ULU'L-AZM

Azim ve sebat sahibi peygamberler; Allah'ın emirlerini gerçekleştirme hususunda en çok dikkat ve titizlik gösteren peygamberler anlamında bir terim.



Bütün peygamberler yılmadan tevhid inancını yaymaya çalışmışlardır. Bu peygamberler, zamanlarındaki zorbalar karşısında bütün sıkıntıları, güçlükleri, zorlukları, anlayışsızlıkları omuzlamışlar; ihanetlere ve işkencelere göğüs germişlerdir.



Bütün peygamberlerin sebat sahibi olduğunda âlimler ittifak etmişlerdir. İslâm âlimlerinin çoğu aşağıdaki ayetlerde isimleri zikredilen peygamberlerin bir derece daha üstün olduğunu kabul etmişlerdir.



"O dini doğru uygulayın, onda ayrılığa düşmeyin' diye hem Nuh'a tavsiye ettiğini, hem sana vahyeylediğimizi, hem İbrahim ve, Musa ya ve İsa'ya tavsiye ettiğimizi sizin için de şeriat yaptı" (eş-Şûra; 12/13).

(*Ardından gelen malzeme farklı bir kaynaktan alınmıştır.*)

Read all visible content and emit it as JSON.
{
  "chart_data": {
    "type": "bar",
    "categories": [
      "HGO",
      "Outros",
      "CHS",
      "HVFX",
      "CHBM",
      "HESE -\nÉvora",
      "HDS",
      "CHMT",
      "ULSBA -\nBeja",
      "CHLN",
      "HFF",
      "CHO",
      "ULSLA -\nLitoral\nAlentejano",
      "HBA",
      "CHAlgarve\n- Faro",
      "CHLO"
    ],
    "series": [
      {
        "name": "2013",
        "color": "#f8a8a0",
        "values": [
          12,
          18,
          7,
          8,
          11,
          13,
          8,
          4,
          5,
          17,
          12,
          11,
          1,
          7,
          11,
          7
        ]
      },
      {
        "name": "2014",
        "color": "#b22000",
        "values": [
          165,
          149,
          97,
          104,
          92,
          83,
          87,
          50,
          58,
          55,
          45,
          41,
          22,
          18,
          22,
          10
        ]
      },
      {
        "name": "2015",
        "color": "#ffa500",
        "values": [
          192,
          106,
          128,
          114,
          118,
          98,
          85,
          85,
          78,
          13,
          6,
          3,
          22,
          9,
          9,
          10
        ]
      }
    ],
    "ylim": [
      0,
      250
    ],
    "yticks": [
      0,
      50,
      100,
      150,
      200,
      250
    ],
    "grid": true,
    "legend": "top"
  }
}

"Hatırla o zamanı ki, biz peygamberlerden misaklarını almıştık. Senden de, Nuh'tan da, İbrahim'den de, Musa ile Meryem oğlu İsa'dan da" (el-Ahzab, 33/7).



Azim sahibi peygamberlerin en önemli özelliklerinden birisi de sabır sahibi olmalarıdır. Kur'ân-ı Kerîm'de bu durum şöyle belirtilmektedir:



"O halde (habibim) peygamberlerden azim sahiplerinin sabrettikleri gibi sen de sabret" (Ahkaf, 48/35).



İslâm bilginleri, Hz. Nuh'u, İbrahim'i, Musa'yı, İsa'yı, peygamberlerin sonuncusu Hz. Muhammed (s.a.s)'i ulu'l-azm peygamberlerden sayarken bu âyetleri delil göstermektedirler.



Buna göre ulu'l-azm sıfatının sadece bu peygamberlere verilmesine sebep, bunların müstakil şeriat sahibi olmaları ve bu şeriatlarını yayabilmek için her türlü zorluk ve düşmanlıklara göğüs gerip sabretmeleridir (Elmalılı Muhammed Hamdi Yazır, Hak Dini Kur'ân Dili, VI - 4363, 4364).